While the army has not yet issued formal requirements for the Flight School Next contract, the service has notably left open the possibility the aircraft will be contractor-owned-and-sustained, rather than the traditional approach of a government-owned-and-operated fleet.
This would leave key details, including fleet size and composition, up to the bidders. The service plans to issue a formal commercial solutions solicitation by September.
A draft version of that document released on 10 July indicates the army will close bidding on Flight School Next at the end of October.
Well before then, Leonardo will have to settle on a partner to develop a training curriculum around the TH-73.
While the manufacturer would be heavily involved in the sustainment of a new fleet, Boam says it does not make sense for Leonardo to be the prime contractor for what is primarily a training services programme, including classroom and cockpit instruction and simulator requirements.
“It can’t be an aircraft manufacturer who has no experience in managing something like that,” he notes.
Robinson is taking a similar approach, partnering with training services provider Mission First (alternatively known as M1) to offer the R66 to the army.

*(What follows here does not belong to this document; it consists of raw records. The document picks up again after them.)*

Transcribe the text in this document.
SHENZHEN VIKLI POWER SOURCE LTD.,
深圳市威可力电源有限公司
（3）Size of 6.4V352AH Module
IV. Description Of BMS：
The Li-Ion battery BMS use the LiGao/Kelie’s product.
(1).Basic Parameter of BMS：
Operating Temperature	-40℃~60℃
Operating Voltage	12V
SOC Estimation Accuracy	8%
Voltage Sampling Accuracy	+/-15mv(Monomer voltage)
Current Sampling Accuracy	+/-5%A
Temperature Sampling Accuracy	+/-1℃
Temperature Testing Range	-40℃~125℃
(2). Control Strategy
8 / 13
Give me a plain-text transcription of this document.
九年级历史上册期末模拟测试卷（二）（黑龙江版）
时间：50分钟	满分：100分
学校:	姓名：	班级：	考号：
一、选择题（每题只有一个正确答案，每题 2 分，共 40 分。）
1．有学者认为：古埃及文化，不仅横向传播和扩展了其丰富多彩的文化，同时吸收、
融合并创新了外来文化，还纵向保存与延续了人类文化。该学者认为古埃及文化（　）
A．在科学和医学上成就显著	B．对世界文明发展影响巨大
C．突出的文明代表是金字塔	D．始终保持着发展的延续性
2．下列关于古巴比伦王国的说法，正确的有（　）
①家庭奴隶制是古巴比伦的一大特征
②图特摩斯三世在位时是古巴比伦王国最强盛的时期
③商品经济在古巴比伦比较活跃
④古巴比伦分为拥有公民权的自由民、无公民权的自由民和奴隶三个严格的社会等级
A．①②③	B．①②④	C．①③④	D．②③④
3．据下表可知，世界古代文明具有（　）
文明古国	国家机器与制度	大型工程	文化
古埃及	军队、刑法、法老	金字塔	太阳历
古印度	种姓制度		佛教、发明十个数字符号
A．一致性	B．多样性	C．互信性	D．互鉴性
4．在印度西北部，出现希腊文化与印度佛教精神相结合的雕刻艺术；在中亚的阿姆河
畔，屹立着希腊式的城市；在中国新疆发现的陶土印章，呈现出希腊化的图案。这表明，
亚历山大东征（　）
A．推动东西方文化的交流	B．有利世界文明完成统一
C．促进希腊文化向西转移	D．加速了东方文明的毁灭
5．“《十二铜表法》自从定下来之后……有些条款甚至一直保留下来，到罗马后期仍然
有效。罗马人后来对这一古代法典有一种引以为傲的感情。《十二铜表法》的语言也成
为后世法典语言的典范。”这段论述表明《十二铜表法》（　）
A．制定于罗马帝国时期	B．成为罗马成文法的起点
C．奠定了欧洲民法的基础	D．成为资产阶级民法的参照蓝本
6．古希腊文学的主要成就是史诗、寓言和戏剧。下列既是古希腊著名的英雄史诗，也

Bell is also teaming with four aviation service providers for classroom, simulator and cockpit instruction on its Flight School Next bid, based around the company’s 505 light-single.
While partner selection is still “pre-decisional” for Leonardo, Gappy says several large defence firms have reached out regarding the possibility of offering the TH-73 to the US Army.
One likely candidate is Lockheed Martin, which told FlightGlobal in May it plans to submit a “platform agnostic” proposal featuring a third-party aircraft.
Eric Carney, Lockheed’s director of strategy and business development for air and commercial solutions, tells FlightGlobal this will allow the company to craft the best overall solution in terms of cost and outcomes for pilot trainees.
Other competitors for the Flight School Next deal include MD Helicopters, which plans to offer the MD 530F, and Airbus. That manufacturer says the army could achieve its aims by keeping the Lakota, but pair the type with a modern training programme to address the concerns about pilot performance.
Airbus cites the UH-72’s sterling safety record, with no fatal accidents over five years and 675,000 flight hours as the army’s primary trainer aircraft, as supporting evidence for keeping the twin-engined type.